Cooperative Autonomous Mobile Marine Geophysical Sensing Using Robust Formation Control Theory

The development of autonomous vehicles has revolutionized geophysical sensing. Many emerging applications require deployment of a large fleet of unmanned vehicles moving collectively in a formation constrained to maintain a fixed geometric shape while maneuvering. Such a restriction can be quite challenging for underwater platforms where GPS signals are unavailable and alternative localization strategies can be rather costly. In this context, we consider two research problems: (1) Design a control algorithm which guarantees that the fleet maintains the desired formation positions at all time within a user-specified acceptable tolerance without access to a global coordinate system. (2) Assuming that a fraction of the sensors may fail randomly, select a robust network topology for node communication that guarantees that the surviving sensors maintain the desired formation positions.

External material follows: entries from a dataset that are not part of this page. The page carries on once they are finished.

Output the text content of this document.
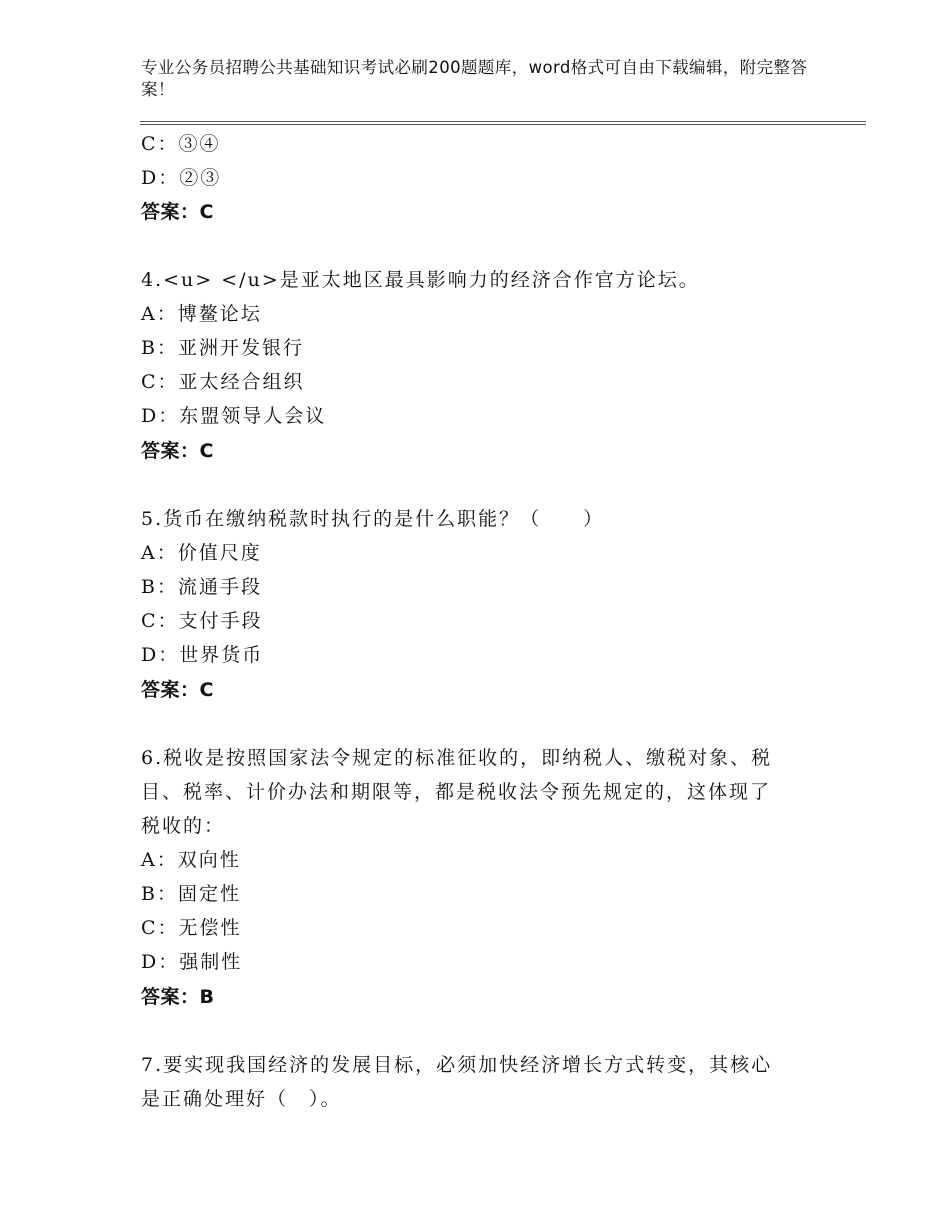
专业公务员招聘公共基础知识考试必刷200题题库，word格式可自由下载编辑，附完整答案！
C：③④
D：②③
答案：C
4.<u> </u>是亚太地区最具影响力的经济合作官方论坛。
A：博鳌论坛
B：亚洲开发银行
C：亚太经合组织
D：东盟领导人会议
答案：C
5.货币在缴纳税款时执行的是什么职能？（　　）
A：价值尺度
B：流通手段
C：支付手段
D：世界货币
答案：C
6.税收是按照国家法令规定的标准征收的，即纳税人、缴税对象、税
目、税率、计价办法和期限等，都是税收法令预先规定的，这体现了
税收的：
A：双向性
B：固定性
C：无偿性
D：强制性
答案：B
7.要实现我国经济的发展目标，必须加快经济增长方式转变，其核心
是正确处理好（　）。
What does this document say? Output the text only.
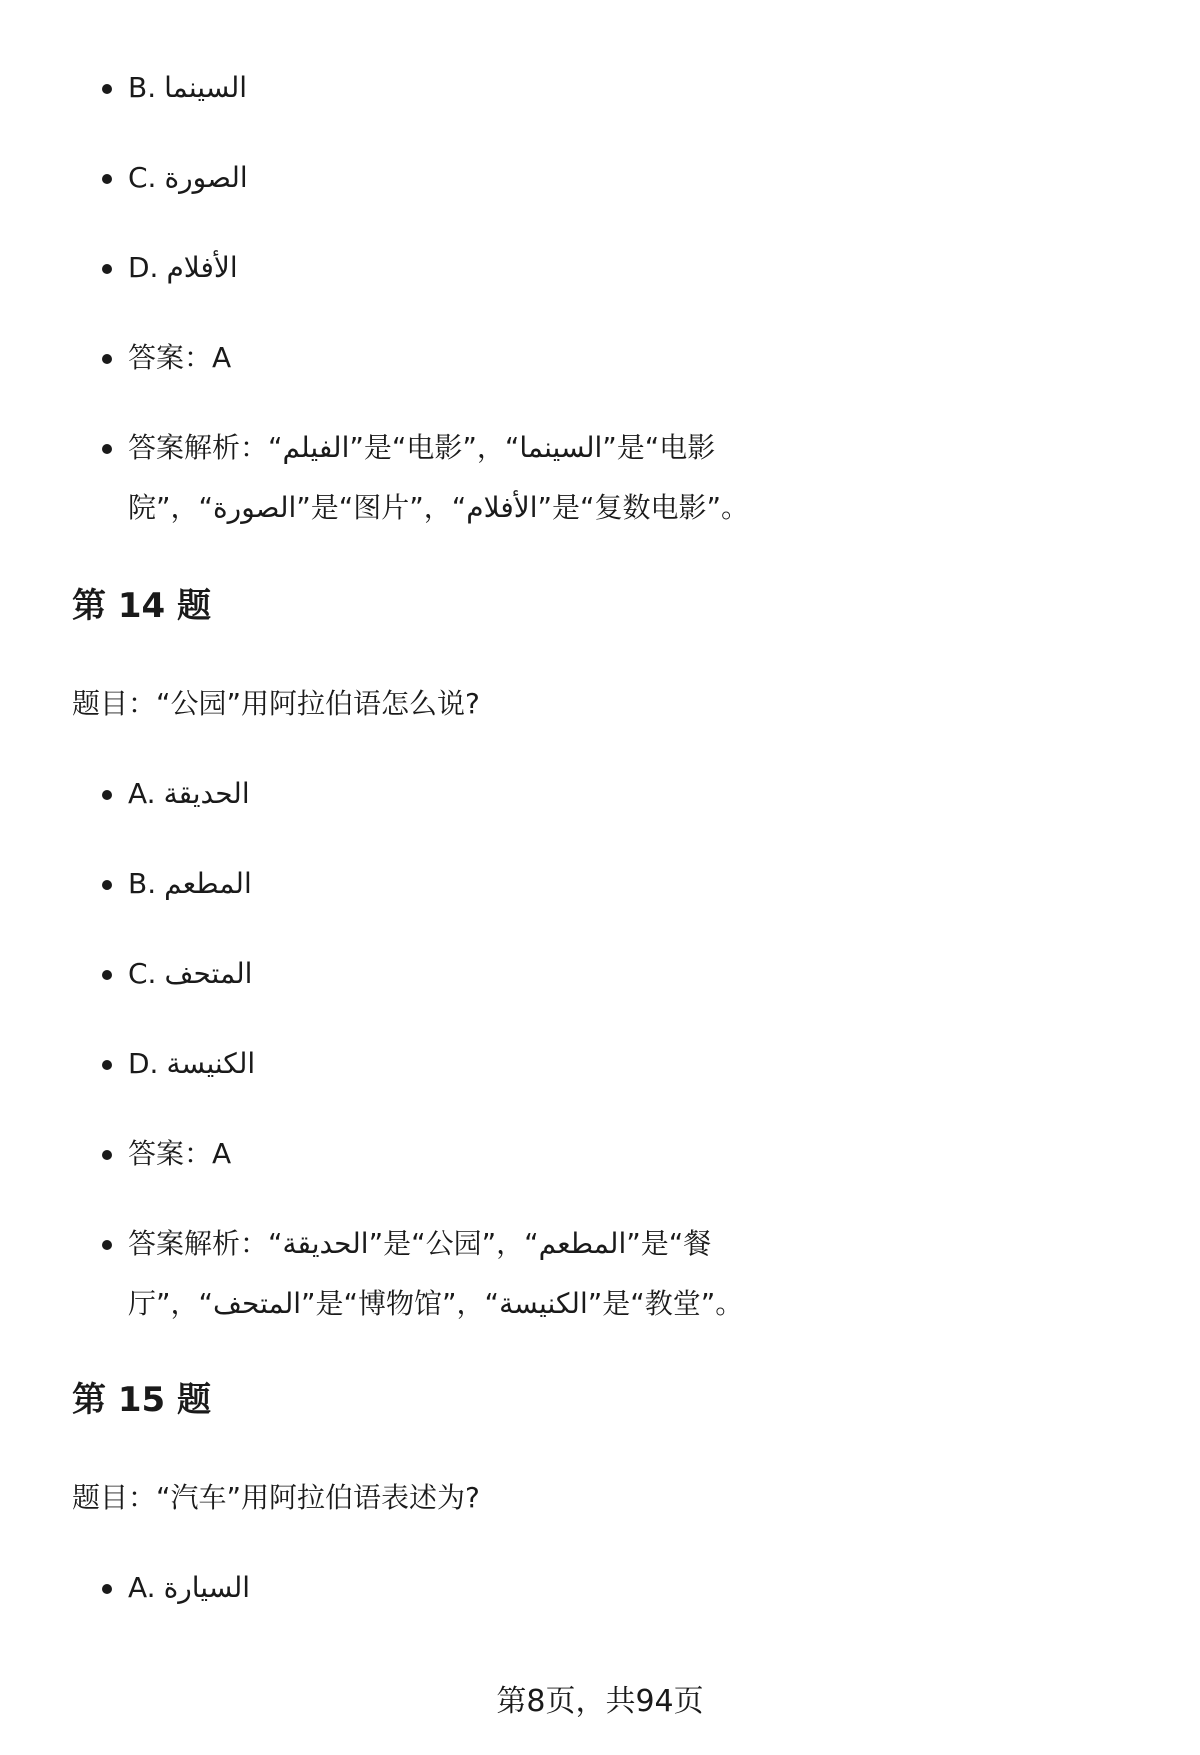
B. السينما
C. الصورة
D. الأفلام
答案：A
答案解析：“الفيلم”是“电影”，“السينما”是“电影
院”，“الصورة”是“图片”，“الأفلام”是“复数电影”。
第 14 题
题目：“公园”用阿拉伯语怎么说?
A. الحديقة
B. المطعم
C. المتحف
D. الكنيسة
答案：A
答案解析：“الحديقة”是“公园”，“المطعم”是“餐
厅”，“المتحف”是“博物馆”，“الكنيسة”是“教堂”。
第 15 题
题目：“汽车”用阿拉伯语表述为?
A. السيارة
第8页，共94页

To address the first question, we propose a leader-following displacement-based formation control law which corrects the trajectory of each vehicle based on the relative errors in position and velocity signals collected through communication with its neighbors. We analyze the resulting dynamic system, prove its ability to achieve the required performance specifications, demonstrate its feasibility through numerical simulations, and compare the results with other approaches reported in the literature. Our algorithm can accommodate a large number of network topologies representing various ways in which neighboring nodes can communicate. To select the most robust topology, we derive a formula based on graph theory to specify the number of "crossline" communication links needed to guarantee that the fleet maintains its formation shape, given an expected number of node failures. We illustrate feasibility via several numerical simulations. Our framework is pertinent to a diverse set of underwater sensing applications, but for concreteness we use a streamer-free mobile marine seismic survey as an illustrative example. The approach can be tailored to handle a wide spectrum of hardware constraints in terms of motion control, communication capacity, power requirements, etc., and will thus contribute to the efficiency of future autonomous sensing capabilities.